Theatre

Gut

Traverse Theatre, Edinburgh

Neil Cooper, Four stars

Maddy and Rory are the most perfect First World couple imaginable at the start of Frances Poet’s new play, given a broodingly forensic rendering by director Zinnie Harris in this production for the Traverse in association with the National Theatre of Scotland. There they are, finishing each other’s sentences off over a civilised glass of wine while their three-year-old son Josh sleeps in his bedroom next door.

As they share barely-there nudge-nudge innuendos with Rory’s mother Morven after putting Josh in her care, Morven lets slip an incident involving outside forces who may or may not have brought harm to her grand-son.

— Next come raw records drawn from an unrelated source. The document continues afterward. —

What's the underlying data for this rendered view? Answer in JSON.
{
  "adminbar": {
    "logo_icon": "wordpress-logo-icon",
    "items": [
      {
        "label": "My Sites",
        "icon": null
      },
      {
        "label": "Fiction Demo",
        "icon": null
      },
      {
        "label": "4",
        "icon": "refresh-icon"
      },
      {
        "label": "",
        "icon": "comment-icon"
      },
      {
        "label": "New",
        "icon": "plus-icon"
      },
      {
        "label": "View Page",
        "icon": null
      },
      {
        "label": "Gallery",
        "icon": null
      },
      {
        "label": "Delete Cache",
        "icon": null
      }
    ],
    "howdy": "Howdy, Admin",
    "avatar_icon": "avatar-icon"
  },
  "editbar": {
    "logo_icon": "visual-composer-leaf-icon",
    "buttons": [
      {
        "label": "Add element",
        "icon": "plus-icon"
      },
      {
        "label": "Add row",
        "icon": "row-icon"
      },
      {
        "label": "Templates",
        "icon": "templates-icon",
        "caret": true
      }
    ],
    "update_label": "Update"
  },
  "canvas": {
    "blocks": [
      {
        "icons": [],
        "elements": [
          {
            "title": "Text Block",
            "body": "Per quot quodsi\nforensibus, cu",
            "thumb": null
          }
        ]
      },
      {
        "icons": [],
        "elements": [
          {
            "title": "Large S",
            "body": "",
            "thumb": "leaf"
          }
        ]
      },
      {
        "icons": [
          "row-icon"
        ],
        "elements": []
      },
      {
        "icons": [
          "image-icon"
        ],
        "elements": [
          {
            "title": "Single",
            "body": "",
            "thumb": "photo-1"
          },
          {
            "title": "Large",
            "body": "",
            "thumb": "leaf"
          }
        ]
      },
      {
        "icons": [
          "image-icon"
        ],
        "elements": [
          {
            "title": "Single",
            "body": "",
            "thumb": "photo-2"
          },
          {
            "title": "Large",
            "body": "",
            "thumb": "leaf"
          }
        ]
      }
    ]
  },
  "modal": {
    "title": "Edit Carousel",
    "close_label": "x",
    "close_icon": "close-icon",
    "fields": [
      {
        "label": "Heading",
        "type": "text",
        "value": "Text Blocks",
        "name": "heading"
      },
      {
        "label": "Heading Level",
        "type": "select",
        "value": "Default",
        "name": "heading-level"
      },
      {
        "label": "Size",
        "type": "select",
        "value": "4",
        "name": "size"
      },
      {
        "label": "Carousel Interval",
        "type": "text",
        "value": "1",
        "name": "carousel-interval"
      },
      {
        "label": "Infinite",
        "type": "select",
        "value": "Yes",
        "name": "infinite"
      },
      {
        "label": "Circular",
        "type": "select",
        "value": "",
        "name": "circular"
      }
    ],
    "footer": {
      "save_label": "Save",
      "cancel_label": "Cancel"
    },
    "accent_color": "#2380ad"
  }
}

The chain of events this sets off almost brings Maddy and Rory’s world collapsing in on them, and only a leap of faith and a possible blind eye to go with it can save things.

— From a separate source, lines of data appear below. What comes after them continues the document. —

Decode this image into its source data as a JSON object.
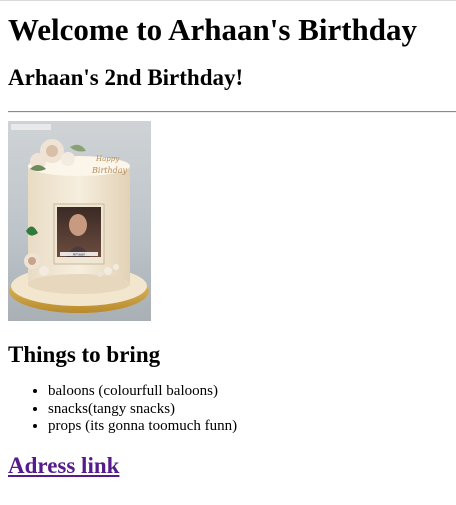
{
  "page": {
    "heading": "Welcome to Arhaan's Birthday",
    "subheading": "Arhaan's 2nd Birthday!"
  },
  "cake_image": {
    "icon": "birthday-cake-photo-image",
    "topper_text": "Happy Birthday",
    "watermark": "Happy Birthday",
    "caption": "Arhaan"
  },
  "things": {
    "heading": "Things to bring",
    "items": [
      "baloons (colourfull baloons)",
      "snacks(tangy snacks)",
      "props (its gonna toomuch funn)"
    ]
  },
  "link": {
    "label": "Adress link",
    "color": "#551a8b"
  }
}
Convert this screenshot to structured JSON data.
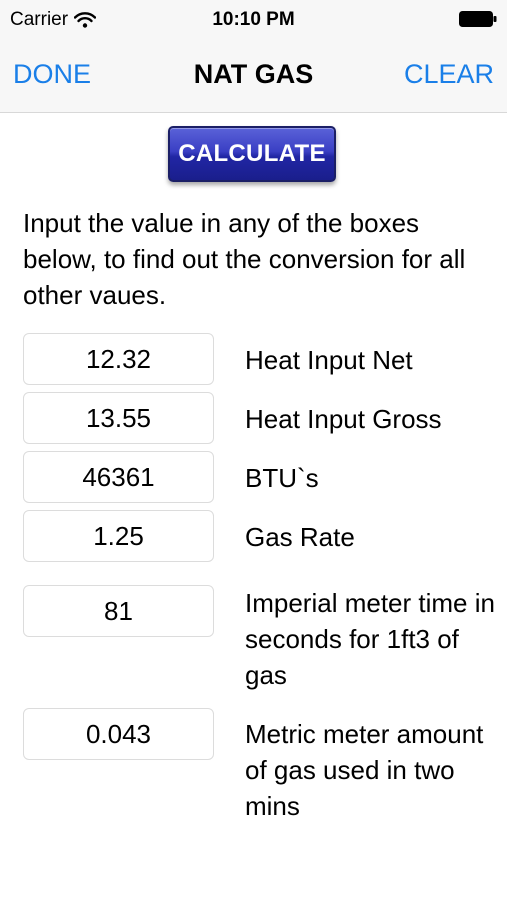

Poet’s play is troublingly in tune with a current wave of TV drama that picks at the psychological sores of a post-Yewtree climate, when the old certainties of cartoon saviours have given way to sometimes justifiable over-protective paranoia. The bogeyman here is the ubiquitous Stranger, actually a series of individuals played with creepy intent in a uniform pink shirt by George Anton, whose every remark seems loaded to add fuel to Maddy’s increasingly unhinged fire.

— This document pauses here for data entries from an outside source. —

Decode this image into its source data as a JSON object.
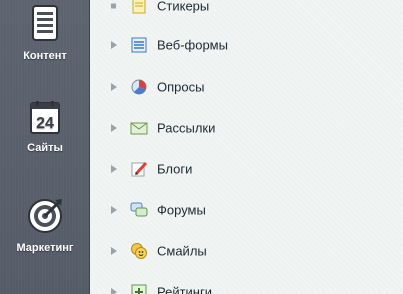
{
  "sidebar": {
    "items": [
      {
        "label": "Контент",
        "icon": "document-icon"
      },
      {
        "label": "Сайты",
        "icon": "calendar-24-icon",
        "icon_text": "24"
      },
      {
        "label": "Маркетинг",
        "icon": "target-icon"
      }
    ]
  },
  "menu": {
    "items": [
      {
        "label": "Стикеры",
        "icon": "sticker-icon",
        "marker": "dot"
      },
      {
        "label": "Веб-формы",
        "icon": "web-form-icon",
        "marker": "arrow"
      },
      {
        "label": "Опросы",
        "icon": "poll-pie-icon",
        "marker": "arrow"
      },
      {
        "label": "Рассылки",
        "icon": "mail-icon",
        "marker": "arrow"
      },
      {
        "label": "Блоги",
        "icon": "blog-pencil-icon",
        "marker": "arrow"
      },
      {
        "label": "Форумы",
        "icon": "forum-bubbles-icon",
        "marker": "arrow"
      },
      {
        "label": "Смайлы",
        "icon": "smiley-icon",
        "marker": "arrow"
      },
      {
        "label": "Рейтинги",
        "icon": "rating-plus-icon",
        "marker": "arrow"
      }
    ]
  },
  "colors": {
    "sidebar_bg": "#5a616c",
    "panel_bg": "#eef2f1",
    "text": "#1f2a30",
    "arrow": "#9aa3a7"
  }
}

With the ice-cool order of designer Fred Meller’s living room noisily upended into chaos, Harris’ production ramps up the Stranger’s oddness by the initial normality of a world symbolised by both Lorraine McIntosh’s more traditionally mumsy Morven and Peter Collins’ Rory. A tug-of-war between Morven and a simmeringly brilliant Kirsty Stuart’s increasingly over-arched Maddy over an original Kermit the Frog doll turns out to be the least of it in a play that takes just enough leaps out of the ordinary to illustrate the extremes a mother’s love sometimes must endure.